Toutefois, après avoir examiné les vidéos et les photographies de l’attaque, Winfield doute lui que le gaz employé ait été du sarin pur. «Il ne semble pas y avoir assez de mucus ou de salive pour un organophosphoré pur», explique-t-il, en évoquant la classe de produits chimiques à laquelle appartiennent les gaz innervants. «Aucun doute qu’il s’agisse d’une sorte de bombe chimique... mais trop faible pour être du sarin pur.»

D’autres, comme Michael Elleman, membre de l’International Institute for Strategic Studies, doutent qu’un agent innervant ait été utilisé. «L’une des conséquences d’une attaque mortelle au gaz innervant est le relâchement de tous les muscles, qui a pour conséquence défécation et miction incontrôlées», souligne-t-il. «Et je n’ai vu aucun signe que les victimes se soient, passez moi l'expression, fait dessus, ce qui m’étonne quand même.»

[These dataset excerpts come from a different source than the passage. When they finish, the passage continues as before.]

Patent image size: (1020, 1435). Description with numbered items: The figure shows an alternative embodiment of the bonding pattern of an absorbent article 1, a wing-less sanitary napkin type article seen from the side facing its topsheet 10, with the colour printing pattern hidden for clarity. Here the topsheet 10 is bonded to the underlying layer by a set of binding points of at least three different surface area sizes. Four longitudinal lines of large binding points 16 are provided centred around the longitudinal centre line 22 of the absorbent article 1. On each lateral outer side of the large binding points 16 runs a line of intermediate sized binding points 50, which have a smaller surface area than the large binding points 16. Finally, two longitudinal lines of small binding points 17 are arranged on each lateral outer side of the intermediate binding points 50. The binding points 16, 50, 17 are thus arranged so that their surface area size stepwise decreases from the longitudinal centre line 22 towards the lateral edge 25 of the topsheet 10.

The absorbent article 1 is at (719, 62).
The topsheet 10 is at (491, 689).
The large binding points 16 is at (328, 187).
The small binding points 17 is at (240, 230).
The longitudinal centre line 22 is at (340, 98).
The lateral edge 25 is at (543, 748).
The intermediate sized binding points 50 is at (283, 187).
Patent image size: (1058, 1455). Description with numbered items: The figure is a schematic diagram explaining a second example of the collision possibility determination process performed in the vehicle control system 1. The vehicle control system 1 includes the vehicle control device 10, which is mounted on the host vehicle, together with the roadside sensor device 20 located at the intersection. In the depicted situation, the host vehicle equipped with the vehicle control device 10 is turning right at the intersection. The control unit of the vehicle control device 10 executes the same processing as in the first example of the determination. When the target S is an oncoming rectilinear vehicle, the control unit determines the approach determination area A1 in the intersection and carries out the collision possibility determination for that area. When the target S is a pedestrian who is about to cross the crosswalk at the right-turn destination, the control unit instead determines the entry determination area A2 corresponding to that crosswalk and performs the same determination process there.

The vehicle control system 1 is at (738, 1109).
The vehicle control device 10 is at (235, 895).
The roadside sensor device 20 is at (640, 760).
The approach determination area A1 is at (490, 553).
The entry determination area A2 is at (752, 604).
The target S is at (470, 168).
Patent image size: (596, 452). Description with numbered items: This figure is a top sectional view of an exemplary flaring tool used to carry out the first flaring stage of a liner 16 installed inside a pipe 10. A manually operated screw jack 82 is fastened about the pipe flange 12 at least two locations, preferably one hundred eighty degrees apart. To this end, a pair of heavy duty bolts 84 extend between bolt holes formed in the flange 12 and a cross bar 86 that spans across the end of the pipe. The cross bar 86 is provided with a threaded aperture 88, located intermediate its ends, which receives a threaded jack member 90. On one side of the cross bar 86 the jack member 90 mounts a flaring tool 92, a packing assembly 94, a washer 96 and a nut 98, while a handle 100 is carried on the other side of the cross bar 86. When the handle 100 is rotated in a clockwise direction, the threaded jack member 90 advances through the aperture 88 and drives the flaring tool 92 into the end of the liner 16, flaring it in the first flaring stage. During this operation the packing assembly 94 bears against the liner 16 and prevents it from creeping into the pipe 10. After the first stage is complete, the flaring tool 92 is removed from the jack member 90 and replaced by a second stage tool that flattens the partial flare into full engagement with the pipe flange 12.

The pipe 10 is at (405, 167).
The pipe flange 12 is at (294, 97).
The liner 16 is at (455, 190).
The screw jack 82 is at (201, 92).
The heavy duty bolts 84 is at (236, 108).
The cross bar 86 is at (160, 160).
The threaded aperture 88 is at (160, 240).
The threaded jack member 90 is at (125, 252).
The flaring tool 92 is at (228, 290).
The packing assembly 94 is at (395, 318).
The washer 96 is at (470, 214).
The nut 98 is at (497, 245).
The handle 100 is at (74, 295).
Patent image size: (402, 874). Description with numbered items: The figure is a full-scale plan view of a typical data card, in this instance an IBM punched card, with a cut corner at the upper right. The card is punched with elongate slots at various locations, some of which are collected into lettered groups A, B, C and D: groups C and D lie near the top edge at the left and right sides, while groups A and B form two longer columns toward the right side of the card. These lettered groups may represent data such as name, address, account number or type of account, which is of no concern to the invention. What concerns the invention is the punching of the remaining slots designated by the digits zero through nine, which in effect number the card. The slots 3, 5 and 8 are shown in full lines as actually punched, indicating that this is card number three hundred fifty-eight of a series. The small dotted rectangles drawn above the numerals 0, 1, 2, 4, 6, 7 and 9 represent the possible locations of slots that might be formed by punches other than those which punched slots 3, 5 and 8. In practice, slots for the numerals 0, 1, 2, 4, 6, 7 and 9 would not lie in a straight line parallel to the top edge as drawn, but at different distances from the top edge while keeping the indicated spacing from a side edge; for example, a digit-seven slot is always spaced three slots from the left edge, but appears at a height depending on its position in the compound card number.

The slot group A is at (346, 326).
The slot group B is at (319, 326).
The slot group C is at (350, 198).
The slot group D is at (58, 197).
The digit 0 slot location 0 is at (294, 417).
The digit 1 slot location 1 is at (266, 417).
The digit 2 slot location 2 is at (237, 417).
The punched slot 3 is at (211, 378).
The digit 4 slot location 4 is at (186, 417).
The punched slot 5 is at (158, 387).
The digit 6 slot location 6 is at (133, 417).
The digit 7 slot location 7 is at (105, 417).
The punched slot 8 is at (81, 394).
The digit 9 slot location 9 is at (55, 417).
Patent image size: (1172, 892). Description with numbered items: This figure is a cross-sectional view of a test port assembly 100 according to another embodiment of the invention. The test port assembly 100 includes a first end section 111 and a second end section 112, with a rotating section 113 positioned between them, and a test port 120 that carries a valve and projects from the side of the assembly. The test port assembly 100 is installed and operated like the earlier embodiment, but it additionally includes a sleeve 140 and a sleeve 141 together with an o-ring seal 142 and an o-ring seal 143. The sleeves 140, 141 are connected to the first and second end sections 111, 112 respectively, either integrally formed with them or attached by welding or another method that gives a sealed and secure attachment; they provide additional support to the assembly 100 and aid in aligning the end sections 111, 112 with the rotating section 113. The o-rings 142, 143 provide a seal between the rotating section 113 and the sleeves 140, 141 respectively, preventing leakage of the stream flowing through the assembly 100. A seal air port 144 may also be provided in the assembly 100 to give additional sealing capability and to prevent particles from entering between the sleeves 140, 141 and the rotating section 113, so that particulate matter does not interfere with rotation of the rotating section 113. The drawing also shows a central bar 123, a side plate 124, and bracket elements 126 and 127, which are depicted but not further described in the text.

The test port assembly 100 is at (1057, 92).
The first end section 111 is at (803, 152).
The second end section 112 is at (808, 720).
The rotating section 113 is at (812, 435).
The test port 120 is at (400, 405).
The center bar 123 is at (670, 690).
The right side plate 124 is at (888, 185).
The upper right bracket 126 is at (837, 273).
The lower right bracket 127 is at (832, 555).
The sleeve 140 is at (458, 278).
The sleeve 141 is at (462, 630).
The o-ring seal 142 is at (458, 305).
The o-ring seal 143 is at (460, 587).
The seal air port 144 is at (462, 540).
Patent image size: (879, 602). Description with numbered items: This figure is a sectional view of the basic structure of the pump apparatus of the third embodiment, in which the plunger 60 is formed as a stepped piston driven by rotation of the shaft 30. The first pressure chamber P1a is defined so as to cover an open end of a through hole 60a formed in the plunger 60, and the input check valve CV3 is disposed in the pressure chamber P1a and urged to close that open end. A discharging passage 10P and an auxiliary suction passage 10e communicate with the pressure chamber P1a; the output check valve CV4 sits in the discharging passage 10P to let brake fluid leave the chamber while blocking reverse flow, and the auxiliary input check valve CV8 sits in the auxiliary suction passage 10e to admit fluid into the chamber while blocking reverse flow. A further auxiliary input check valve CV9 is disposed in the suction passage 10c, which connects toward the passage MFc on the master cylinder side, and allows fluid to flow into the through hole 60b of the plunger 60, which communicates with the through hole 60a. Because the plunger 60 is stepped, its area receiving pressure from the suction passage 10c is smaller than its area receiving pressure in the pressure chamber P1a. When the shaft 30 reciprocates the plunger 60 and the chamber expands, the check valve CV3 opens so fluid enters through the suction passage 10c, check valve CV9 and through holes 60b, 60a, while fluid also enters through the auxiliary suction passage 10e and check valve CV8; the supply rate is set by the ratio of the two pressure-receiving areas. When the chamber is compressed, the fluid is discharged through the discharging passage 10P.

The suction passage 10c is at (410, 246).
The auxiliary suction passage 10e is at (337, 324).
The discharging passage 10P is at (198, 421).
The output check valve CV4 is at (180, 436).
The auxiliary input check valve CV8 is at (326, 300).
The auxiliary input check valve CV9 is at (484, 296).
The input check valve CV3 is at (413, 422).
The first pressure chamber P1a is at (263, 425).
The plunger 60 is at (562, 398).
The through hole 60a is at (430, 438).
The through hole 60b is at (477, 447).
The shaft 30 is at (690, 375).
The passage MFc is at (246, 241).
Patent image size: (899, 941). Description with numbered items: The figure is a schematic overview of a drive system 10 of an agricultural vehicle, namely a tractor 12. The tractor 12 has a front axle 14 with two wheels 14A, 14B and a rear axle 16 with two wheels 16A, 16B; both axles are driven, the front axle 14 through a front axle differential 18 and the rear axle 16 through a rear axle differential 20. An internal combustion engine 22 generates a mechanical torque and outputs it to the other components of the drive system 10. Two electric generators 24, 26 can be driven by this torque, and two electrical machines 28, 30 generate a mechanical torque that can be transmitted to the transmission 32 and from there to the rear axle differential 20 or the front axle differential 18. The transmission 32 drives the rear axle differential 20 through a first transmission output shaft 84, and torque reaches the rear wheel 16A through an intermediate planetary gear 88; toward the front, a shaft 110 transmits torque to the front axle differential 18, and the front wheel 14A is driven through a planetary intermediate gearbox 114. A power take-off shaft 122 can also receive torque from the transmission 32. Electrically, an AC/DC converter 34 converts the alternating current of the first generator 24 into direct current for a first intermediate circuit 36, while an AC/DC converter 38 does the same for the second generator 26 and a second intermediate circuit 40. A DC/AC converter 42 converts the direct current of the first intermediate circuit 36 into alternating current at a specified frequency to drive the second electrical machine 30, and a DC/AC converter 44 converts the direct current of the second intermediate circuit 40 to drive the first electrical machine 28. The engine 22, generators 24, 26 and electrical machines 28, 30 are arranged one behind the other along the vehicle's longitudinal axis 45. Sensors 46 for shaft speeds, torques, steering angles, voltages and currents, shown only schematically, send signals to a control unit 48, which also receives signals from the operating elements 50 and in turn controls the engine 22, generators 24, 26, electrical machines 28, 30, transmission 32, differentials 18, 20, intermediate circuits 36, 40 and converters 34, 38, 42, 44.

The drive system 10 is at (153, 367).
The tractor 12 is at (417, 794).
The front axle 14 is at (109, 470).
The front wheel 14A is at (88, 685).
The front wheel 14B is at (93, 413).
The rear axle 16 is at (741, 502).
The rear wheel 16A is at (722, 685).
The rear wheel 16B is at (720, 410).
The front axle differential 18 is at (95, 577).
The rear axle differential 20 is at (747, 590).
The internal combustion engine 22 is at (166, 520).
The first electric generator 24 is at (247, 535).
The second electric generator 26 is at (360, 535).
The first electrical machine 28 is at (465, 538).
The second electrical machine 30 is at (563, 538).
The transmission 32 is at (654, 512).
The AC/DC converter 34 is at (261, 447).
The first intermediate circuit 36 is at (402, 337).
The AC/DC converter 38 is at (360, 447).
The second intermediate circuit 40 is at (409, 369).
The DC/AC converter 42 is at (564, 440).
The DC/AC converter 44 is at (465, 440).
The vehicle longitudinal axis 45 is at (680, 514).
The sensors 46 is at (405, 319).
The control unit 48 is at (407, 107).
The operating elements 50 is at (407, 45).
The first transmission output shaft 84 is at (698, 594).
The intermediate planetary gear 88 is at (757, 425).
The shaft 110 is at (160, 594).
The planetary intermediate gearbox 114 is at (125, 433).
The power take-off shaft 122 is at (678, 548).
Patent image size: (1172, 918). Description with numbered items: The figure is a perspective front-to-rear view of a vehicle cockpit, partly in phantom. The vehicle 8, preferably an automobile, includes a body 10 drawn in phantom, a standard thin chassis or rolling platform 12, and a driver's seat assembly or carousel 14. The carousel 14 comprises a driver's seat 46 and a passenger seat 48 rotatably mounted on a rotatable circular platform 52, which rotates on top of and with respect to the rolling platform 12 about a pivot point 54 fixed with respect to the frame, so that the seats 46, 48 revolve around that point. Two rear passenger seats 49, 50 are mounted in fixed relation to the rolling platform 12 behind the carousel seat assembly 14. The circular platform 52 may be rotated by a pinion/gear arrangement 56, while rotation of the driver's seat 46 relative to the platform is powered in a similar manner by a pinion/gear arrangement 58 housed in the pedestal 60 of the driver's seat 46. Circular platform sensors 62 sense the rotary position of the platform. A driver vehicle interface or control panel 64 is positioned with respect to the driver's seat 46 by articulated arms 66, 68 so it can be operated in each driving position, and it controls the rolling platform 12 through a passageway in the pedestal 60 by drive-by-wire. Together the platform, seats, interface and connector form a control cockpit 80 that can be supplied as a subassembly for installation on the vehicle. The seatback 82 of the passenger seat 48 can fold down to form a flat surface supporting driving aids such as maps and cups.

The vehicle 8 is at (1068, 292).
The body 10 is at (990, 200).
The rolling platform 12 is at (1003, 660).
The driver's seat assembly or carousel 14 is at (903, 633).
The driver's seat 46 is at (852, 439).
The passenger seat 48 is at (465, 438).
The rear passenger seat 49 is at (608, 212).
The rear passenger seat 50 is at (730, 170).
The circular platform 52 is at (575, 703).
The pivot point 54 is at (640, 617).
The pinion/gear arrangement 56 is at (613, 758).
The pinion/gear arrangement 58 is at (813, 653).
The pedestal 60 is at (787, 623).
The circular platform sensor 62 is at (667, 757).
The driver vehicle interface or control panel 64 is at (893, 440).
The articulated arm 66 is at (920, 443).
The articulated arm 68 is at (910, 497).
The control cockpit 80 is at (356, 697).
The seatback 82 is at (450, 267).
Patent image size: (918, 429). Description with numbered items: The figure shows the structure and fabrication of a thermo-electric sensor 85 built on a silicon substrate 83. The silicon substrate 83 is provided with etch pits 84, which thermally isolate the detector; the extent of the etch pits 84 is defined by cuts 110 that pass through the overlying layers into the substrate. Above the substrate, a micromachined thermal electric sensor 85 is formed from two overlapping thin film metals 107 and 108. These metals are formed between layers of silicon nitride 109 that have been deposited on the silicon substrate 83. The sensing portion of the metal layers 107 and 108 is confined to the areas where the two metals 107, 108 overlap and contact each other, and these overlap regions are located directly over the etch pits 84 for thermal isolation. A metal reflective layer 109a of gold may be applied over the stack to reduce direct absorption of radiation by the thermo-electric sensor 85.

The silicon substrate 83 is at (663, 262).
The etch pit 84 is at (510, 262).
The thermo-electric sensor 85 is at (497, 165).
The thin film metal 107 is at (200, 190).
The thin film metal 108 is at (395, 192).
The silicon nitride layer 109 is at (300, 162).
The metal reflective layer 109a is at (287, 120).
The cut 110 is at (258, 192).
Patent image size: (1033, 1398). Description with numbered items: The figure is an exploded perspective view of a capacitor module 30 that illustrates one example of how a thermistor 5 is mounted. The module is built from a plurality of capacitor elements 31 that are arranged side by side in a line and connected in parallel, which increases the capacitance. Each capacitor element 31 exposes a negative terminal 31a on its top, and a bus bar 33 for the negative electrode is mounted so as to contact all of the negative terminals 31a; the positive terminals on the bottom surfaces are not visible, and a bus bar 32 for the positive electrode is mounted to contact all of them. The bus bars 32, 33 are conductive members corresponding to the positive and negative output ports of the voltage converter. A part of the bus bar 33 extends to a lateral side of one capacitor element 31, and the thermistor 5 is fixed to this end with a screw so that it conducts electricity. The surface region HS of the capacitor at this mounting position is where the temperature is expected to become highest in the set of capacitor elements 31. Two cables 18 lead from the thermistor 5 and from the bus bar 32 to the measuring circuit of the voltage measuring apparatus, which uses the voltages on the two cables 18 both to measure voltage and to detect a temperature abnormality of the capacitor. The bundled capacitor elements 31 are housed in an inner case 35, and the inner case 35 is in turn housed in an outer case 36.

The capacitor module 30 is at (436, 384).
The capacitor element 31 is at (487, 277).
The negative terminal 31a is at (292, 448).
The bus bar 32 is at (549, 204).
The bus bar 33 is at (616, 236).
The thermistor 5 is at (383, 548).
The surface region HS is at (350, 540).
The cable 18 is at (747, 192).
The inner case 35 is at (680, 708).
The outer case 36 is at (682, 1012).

Mais il ajoute que la frappe semble néanmoins être une attaque chimique. «Si en effet 600 personnes (ou davantage) ont été tuées, il y a forcément eu une forte dose d’agents chimiques», explique-t-il. «Ce qui signifie qu’ils auraient été largués de façon tout à fait volontaire. Cela serait un indicateur fort que l’utilisation en était délibérée et non accidentelle ou que c’était juste des munitions vaporisées, comme ce qui s’est peut-être produit avant —on ne sait pas.»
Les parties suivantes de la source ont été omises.